To see if the sane could be distinguished from the insane using the DSM classification system and, if they can be differentiaed, how sanity can be indentified.
- Sent 8 pseudo-patients to 12 different hosptials, there were 3 women and 5 men.
- All gave false names and occupations, but all other information was true, other than symptoms.
- All said they could hear an unfamilier voice of the same sex saying 'empty', 'hollow' and 'thud'.
- As soon as they were admitted they stopped all abnoraml behaviour.
- They took part in ward activities, spoke to staff and fellow patients as they would normally and respond to instructions from staff.
- Some wrote down their observations about the ward, the patients and the staff.
- If asked how they felt, they said they felt fine and no longer had any symptoms.
- In some hospitals the pseudo-patients approached members of staff with requestions such as 'pardon me, could you tell me when I am likely to be discharged?'
- All pseudo-patients were admitted, and none were detected as being sane.
- All but one of them had a diagnosis of schizophrenia in remission.
- They stayed in hospital for between 7 and 52 days, with the average being 19 days.
- In 3 hospitals, 35 out of 118 patients were suspicious about the insanity of the pseudo-patients.

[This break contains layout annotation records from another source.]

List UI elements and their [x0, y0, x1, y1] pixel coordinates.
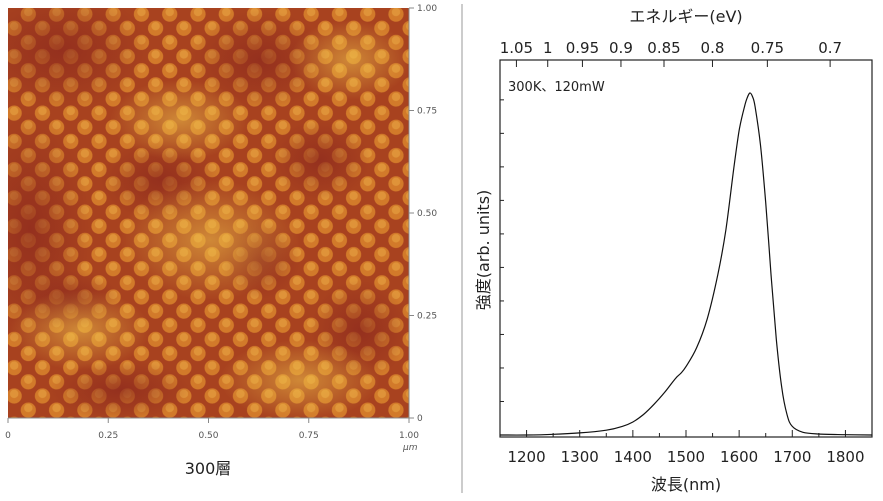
x-tick-label: 1600 — [720, 448, 758, 466]
afm-y-tick-label: 1.00 — [417, 4, 437, 14]
pl-axes: 1200 1300 1400 1500 1600 1700 1800 1.05 1 0.95 0.9… — [499, 39, 873, 466]
top-x-axis-label: エネルギー(eV) — [629, 7, 742, 26]
x-tick-label: 1400 — [614, 448, 652, 466]
top-x-tick-label: 1.05 — [500, 39, 533, 57]
x-tick-label: 1500 — [667, 448, 705, 466]
x-tick-label: 1800 — [826, 448, 864, 466]
afm-y-tick-label: 0.50 — [417, 209, 437, 219]
afm-shading — [8, 8, 409, 418]
plot-annotation: 300K、120mW — [508, 80, 605, 95]
x-tick-label: 1200 — [507, 448, 545, 466]
afm-x-tick-label: 0.75 — [299, 431, 319, 441]
afm-heatmap: 0 0.25 0.50 0.75 1.00 μm 0 0.25 0.50 0.75 1.00 300… — [5, 4, 437, 478]
afm-y-tick-label: 0.25 — [417, 312, 437, 322]
afm-x-unit: μm — [402, 443, 418, 453]
top-x-tick-label: 0.9 — [609, 39, 633, 57]
afm-y-tick-label: 0 — [417, 414, 423, 424]
afm-axes: 0 0.25 0.50 0.75 1.00 μm 0 0.25 0.50 0.75 1.00 — [5, 4, 437, 453]
x-axis-label: 波長(nm) — [651, 475, 721, 494]
pl-spectrum-chart: 1200 1300 1400 1500 1600 1700 1800 1.05 1 0.95 0.9… — [474, 7, 873, 494]
top-x-tick-label: 0.8 — [701, 39, 725, 57]
series-line — [499, 92, 873, 436]
afm-x-tick-label: 1.00 — [399, 431, 419, 441]
afm-caption: 300層 — [185, 459, 232, 478]
afm-x-tick-label: 0 — [5, 431, 11, 441]
plot-frame — [499, 59, 873, 438]
x-tick-label: 1300 — [561, 448, 599, 466]
y-axis-label: 強度(arb. units) — [474, 190, 493, 311]
top-x-tick-label: 0.7 — [818, 39, 842, 57]
top-x-tick-label: 1 — [543, 39, 553, 57]
x-tick-label: 1700 — [773, 448, 811, 466]
afm-x-tick-label: 0.50 — [198, 431, 218, 441]
top-x-tick-label: 0.95 — [566, 39, 599, 57]
top-x-tick-label: 0.75 — [751, 39, 784, 57]
top-x-tick-label: 0.85 — [647, 39, 680, 57]
afm-y-tick-label: 0.75 — [417, 107, 437, 117]
afm-x-tick-label: 0.25 — [98, 431, 118, 441]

Rosenhan concluded that staff in psychiatric hospitals were unable to distinguish those who were sane from those who were insane, and that DSM was therefore not a valid measurement of mental illness at that time.
Evaluation - 1st Point
Whilst the pseudo-patients' observations wpuld try to be objective, some subjectivity and the emotions of pseudo-patients could have influenced these observations.
Evaluation - 2nd Point
There are ethical problems, as the hospital staff were decieved about the patients' symptoms. Nor did they know they were in a study so were unable to give consent. However Rosenhan didn't name any staff or hospitals so there was no risk of identification.
Evaluation - 3rd Point
All doctors, either of physical or mental illness, ted to play safe and go for the most serious or common diagnosis before ruling it out, rather than immediately trying to see if the patient is faking it. Psychiatrists have to be especially careful, as if they release someone with a mental disorder there can be serious consequences (for them or for others).
Evaluation - 4th Point
The pseudo-patients insisted on being admitted to the hospital, which is an important symptom in itself, so the voicesweren't the only symptom they presented. Nor was their behaviour totally normal once they were admitted, as they didn't say that they were in fact normal and inststed on being released (which is what most normal people would do).
Evaluation - 5th Point
Psychiatrists point out that DSM has been revised since Rosenhan's study, and such results are less likely. Another study now is therefore unlikely to replicate he results.
Evaluation - 6th Point
Spitzer argues that the diagnosis of schizophrenia in remission was in fact due to how the pseudo-patients behaved and not to the fact that the psychiatrists couldn't tell they were normal, as it is a very rare dagnosis for real patients. Therefore, he argues, the psychiatrists recognised there was something different about the pseudo-patients.
Evaluation - 7th Point
The study was carried out in actual psychiatric hospitals, using real staff who were unaware of the study, so it has ecological validity.
Evaluation - 8th Point
As a range of hospitals were used from around the country (America), including old and new and using different methods of funding, the results could be generalised to other psychiatric hospitals at the time.
Evaluation - 9th Point
The number of days the pseudo-patients stayed in hospital is an objective measurement, and the fact that the pseudo-patients could see what life was like from a patient's perspective adds validity.